Although DNA testing may play a part in life insurance underwriting soon, insurers have so far relied on tables of past mortality statistics to control the risk they accept.

Making DNA testing a part of underwriting would create a whole web of moral problems. High-risk groups already pay a higher premium for their life and health cover under the existing system. Some fear genetic testing would take this a huge step forward, allowing insurers to refuse applications from anyone whose DNA suggests they are at high risk of serious disease.

In any event, there are limits to what DNA sampling alone could tell insurers - no matter how sophisticated the technology may become.

Paul Greenwood, research actuary at William M Mercer, says: "You'd still have some statistical averages coming into it. What you don't know, looking two or three years ahead, is how harsh the winter is going to be, which still seems to have an effect [on mortality]. You also don't know whether the long-term improvement in mortality is going to speed up or slow down."

Nigel Masters, a partner at Coopers & Lybrand, sounds a similar note of caution. He says: "Within the actuarial profession, there's considerable debate over whether DNA testing is going to be of any great use at all."

The closest actuaries can come to forecasting a particular individual's age at death is to calculate the age at which his or her chance of still being alive is 50/50. For a man aged 30, this would be the age at which statistics suggest only half of today's 30-year-old men will still be alive. The first table shows where this age falls for various age groups.

For actuaries, the single biggest determinant of when you are going to die is when your parents died. But this only indicates that you will share some of the same risk factors as your parents. The actual outcome in your own case may be very different.

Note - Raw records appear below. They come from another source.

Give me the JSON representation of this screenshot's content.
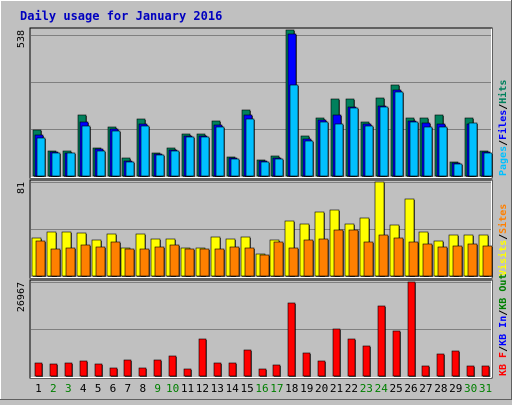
{
  "title": "Daily usage for January 2016",
  "colors": {
    "background": "#c0c0c0",
    "plot": "#c0c0c0",
    "grid": "#808080",
    "title": "#0000c0",
    "hits": "#00805c",
    "files": "#0000ff",
    "pages": "#00c0ff",
    "visits": "#ffff00",
    "sites": "#ff8000",
    "kbin": "#0000ff",
    "kbout": "#ff0000",
    "kbf": "#ff0000",
    "weekend": "#008000",
    "weekday": "#000000"
  },
  "chart_data": {
    "type": "bar",
    "title": "Daily usage for January 2016",
    "categories": [
      "1",
      "2",
      "3",
      "4",
      "5",
      "6",
      "7",
      "8",
      "9",
      "10",
      "11",
      "12",
      "13",
      "14",
      "15",
      "16",
      "17",
      "18",
      "19",
      "20",
      "21",
      "22",
      "23",
      "24",
      "25",
      "26",
      "27",
      "28",
      "29",
      "30",
      "31"
    ],
    "weekend_days": [
      "2",
      "3",
      "9",
      "10",
      "16",
      "17",
      "23",
      "24",
      "30",
      "31"
    ],
    "panels": [
      {
        "name": "hits-files-pages",
        "max_label": "538",
        "ymax": 538,
        "legend": [
          {
            "text": "Pages",
            "color": "#00c0ff"
          },
          {
            "text": "/",
            "color": "#000000"
          },
          {
            "text": "Files",
            "color": "#0000ff"
          },
          {
            "text": "/",
            "color": "#000000"
          },
          {
            "text": "Hits",
            "color": "#00805c"
          }
        ],
        "series": [
          {
            "name": "Hits",
            "values": [
              170,
              93,
              93,
              223,
              103,
              180,
              68,
              210,
              86,
              103,
              156,
              156,
              201,
              70,
              244,
              59,
              73,
              538,
              148,
              212,
              283,
              284,
              200,
              289,
              335,
              212,
              212,
              223,
              53,
              212,
              93
            ]
          },
          {
            "name": "Files",
            "values": [
              150,
              88,
              86,
              200,
              98,
              172,
              56,
              190,
              80,
              94,
              148,
              148,
              188,
              66,
              224,
              54,
              66,
              524,
              136,
              206,
              223,
              255,
              190,
              258,
              317,
              202,
              196,
              190,
              48,
              190,
              88
            ]
          },
          {
            "name": "Pages",
            "values": [
              140,
              86,
              84,
              185,
              93,
              165,
              52,
              185,
              76,
              93,
              145,
              144,
              180,
              62,
              210,
              52,
              62,
              335,
              130,
              200,
              190,
              250,
              186,
              255,
              310,
              200,
              180,
              180,
              46,
              194,
              86
            ]
          }
        ]
      },
      {
        "name": "visits-sites",
        "max_label": "81",
        "ymax": 81,
        "legend": [
          {
            "text": "Visits",
            "color": "#ffff00"
          },
          {
            "text": "/",
            "color": "#000000"
          },
          {
            "text": "Sites",
            "color": "#ff8000"
          }
        ],
        "series": [
          {
            "name": "Visits",
            "values": [
              33,
              38,
              38,
              37,
              31,
              36,
              24,
              36,
              32,
              32,
              24,
              24,
              34,
              32,
              34,
              19,
              31,
              47,
              45,
              55,
              57,
              45,
              50,
              81,
              44,
              66,
              38,
              30,
              35,
              35,
              35
            ]
          },
          {
            "name": "Sites",
            "values": [
              30,
              23,
              24,
              27,
              25,
              29,
              23,
              23,
              25,
              27,
              23,
              23,
              23,
              25,
              24,
              18,
              29,
              24,
              31,
              32,
              40,
              40,
              29,
              35,
              33,
              29,
              28,
              25,
              26,
              28,
              26
            ]
          }
        ]
      },
      {
        "name": "kbytes",
        "max_label": "26967",
        "ymax": 26967,
        "legend": [
          {
            "text": "KB F",
            "color": "#ff0000"
          },
          {
            "text": "/",
            "color": "#000000"
          },
          {
            "text": "KB In",
            "color": "#0000ff"
          },
          {
            "text": "/",
            "color": "#000000"
          },
          {
            "text": "KB Out",
            "color": "#008000"
          }
        ],
        "series": [
          {
            "name": "KB F",
            "values": [
              3600,
              3300,
              3600,
              4300,
              3300,
              2300,
              4700,
              2300,
              4700,
              5600,
              1900,
              10500,
              3700,
              3700,
              7600,
              2100,
              3200,
              21000,
              6500,
              4300,
              13500,
              10700,
              8600,
              20000,
              13000,
              26967,
              2900,
              6200,
              7300,
              2900,
              2900
            ]
          }
        ]
      }
    ]
  }
}
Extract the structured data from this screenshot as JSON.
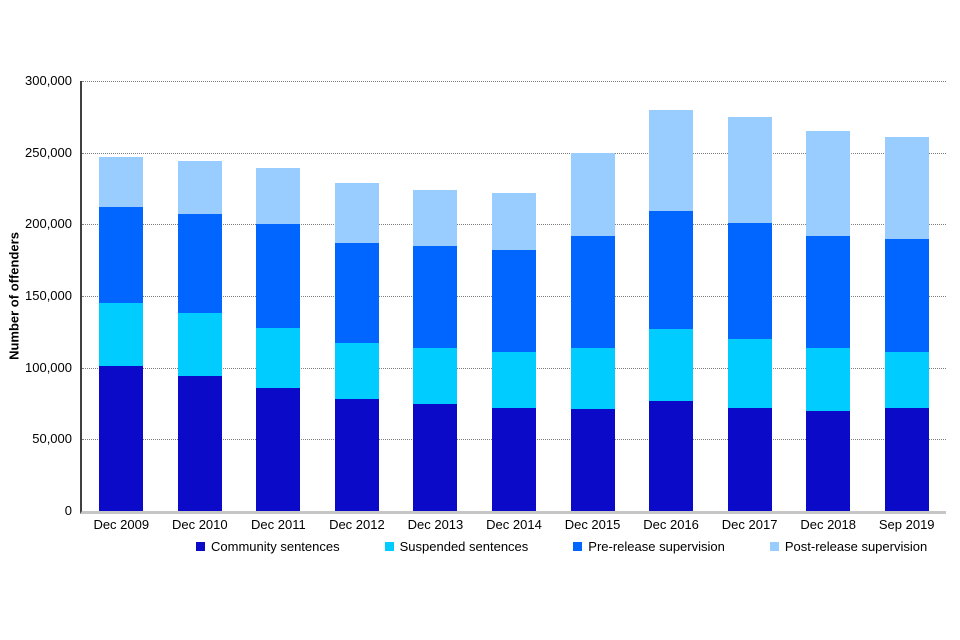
{
  "chart_data": {
    "type": "bar",
    "stacked": true,
    "title": "",
    "ylabel": "Number of offenders",
    "xlabel": "",
    "categories": [
      "Dec 2009",
      "Dec 2010",
      "Dec 2011",
      "Dec 2012",
      "Dec 2013",
      "Dec 2014",
      "Dec 2015",
      "Dec 2016",
      "Dec 2017",
      "Dec 2018",
      "Sep 2019"
    ],
    "series": [
      {
        "name": "Community sentences",
        "color": "#0a0ac8",
        "values": [
          101000,
          94000,
          86000,
          78000,
          75000,
          72000,
          71000,
          77000,
          72000,
          70000,
          72000
        ]
      },
      {
        "name": "Suspended sentences",
        "color": "#00ccff",
        "values": [
          44000,
          44000,
          42000,
          39000,
          39000,
          39000,
          43000,
          50000,
          48000,
          44000,
          39000
        ]
      },
      {
        "name": "Pre-release supervision",
        "color": "#0066ff",
        "values": [
          67000,
          69000,
          72000,
          70000,
          71000,
          71000,
          78000,
          82000,
          81000,
          78000,
          79000
        ]
      },
      {
        "name": "Post-release supervision",
        "color": "#99ccff",
        "values": [
          35000,
          37000,
          39000,
          42000,
          39000,
          40000,
          58000,
          71000,
          74000,
          73000,
          71000
        ]
      }
    ],
    "totals": [
      247000,
      244000,
      239000,
      229000,
      224000,
      222000,
      250000,
      280000,
      275000,
      265000,
      261000
    ],
    "ylim": [
      0,
      300000
    ],
    "ytick_step": 50000,
    "ytick_labels": [
      "0",
      "50,000",
      "100,000",
      "150,000",
      "200,000",
      "250,000",
      "300,000"
    ],
    "grid": "horizontal-dotted",
    "legend_position": "bottom",
    "axis_colors": {
      "y_axis_line": "#404040",
      "x_baseline": "#c6c6c6",
      "gridline": "#808080"
    }
  }
}
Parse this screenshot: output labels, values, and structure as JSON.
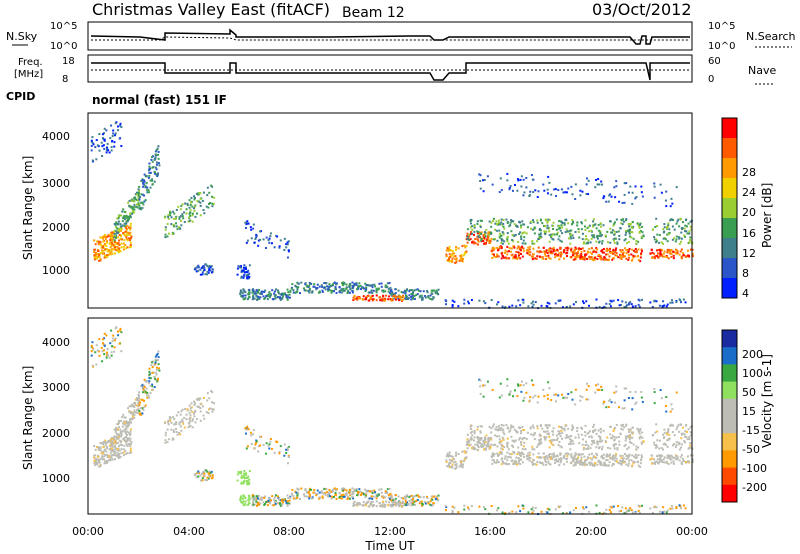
{
  "header": {
    "title": "Christmas Valley East (fitACF)",
    "beam": "Beam 12",
    "date": "03/Oct/2012"
  },
  "panels": {
    "nsky": {
      "label": "N.Sky",
      "ticks": [
        "10^5",
        "10^0"
      ]
    },
    "nsearch": {
      "label": "N.Search",
      "ticks": [
        "10^5",
        "10^0"
      ]
    },
    "freq": {
      "label_line1": "Freq.",
      "label_line2": "[MHz]",
      "ticks": [
        "18",
        "8"
      ]
    },
    "nave": {
      "label": "Nave",
      "ticks": [
        "60",
        "0"
      ]
    },
    "cpid": {
      "label": "CPID",
      "value": "normal (fast) 151 IF"
    }
  },
  "colors": {
    "power": [
      "#0020ff",
      "#2a56c9",
      "#3f7f8c",
      "#3a9e52",
      "#9acd32",
      "#f0d000",
      "#ff9a00",
      "#ff5a00",
      "#ff0000"
    ],
    "velocity": [
      "#ff0000",
      "#ff4a00",
      "#ff9a00",
      "#f7c04a",
      "#bdbdb5",
      "#bdbdb5",
      "#90e060",
      "#3aa840",
      "#1a6ec9",
      "#1a2aa0"
    ]
  },
  "chart_data": [
    {
      "type": "heatmap",
      "title": "",
      "ylabel": "Slant Range [km]",
      "xlabel": "",
      "x_ticks": [
        "00:00",
        "04:00",
        "08:00",
        "12:00",
        "16:00",
        "20:00",
        "00:00"
      ],
      "y_ticks": [
        1000,
        2000,
        3000,
        4000
      ],
      "xlim_hours": [
        0,
        24
      ],
      "ylim_km": [
        180,
        4500
      ],
      "colorbar": {
        "label": "Power [dB]",
        "ticks": [
          4,
          8,
          12,
          16,
          20,
          24,
          28
        ],
        "range": [
          0,
          30
        ]
      }
    },
    {
      "type": "heatmap",
      "title": "",
      "ylabel": "Slant Range [km]",
      "xlabel": "Time UT",
      "x_ticks": [
        "00:00",
        "04:00",
        "08:00",
        "12:00",
        "16:00",
        "20:00",
        "00:00"
      ],
      "y_ticks": [
        1000,
        2000,
        3000,
        4000
      ],
      "xlim_hours": [
        0,
        24
      ],
      "ylim_km": [
        180,
        4500
      ],
      "colorbar": {
        "label": "Velocity [m s-1]",
        "ticks": [
          200,
          100,
          50,
          15,
          -15,
          -50,
          -100,
          -200
        ]
      }
    }
  ]
}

Mr Masters says: "Your family may have weak hearts but, if you keep fit and don't eat any fatty foods, that may never be a problem for you. If your father died of lung cancer, but you don't smoke, you're probably OK."

All actuaries like him can do is took at large groups of roughly comparable people and say what the average age of death for that group might be. Any real death in the group may fall 30 years or more after the average. But the fact that people your age can, on average, hope for another 40 years will not help you if you fall under a bus tomorrow.

The good news is that, the longer you live, the longer you can expect to go on living. For example, figures from the Government Actuary show that a man of 40 can expect to live for another 35.96 years. Assuming he survives to 45, he can then look forward to another 31.31 years.

In other words, he has lived for a full five years, but reduced his future life expectancy by only 4.65 years - a "profit" of 128 days. This effect continues throughout life. Even the average 105-year-old, simply by virtue of having made it that far, can expect to enjoy two more birthdays.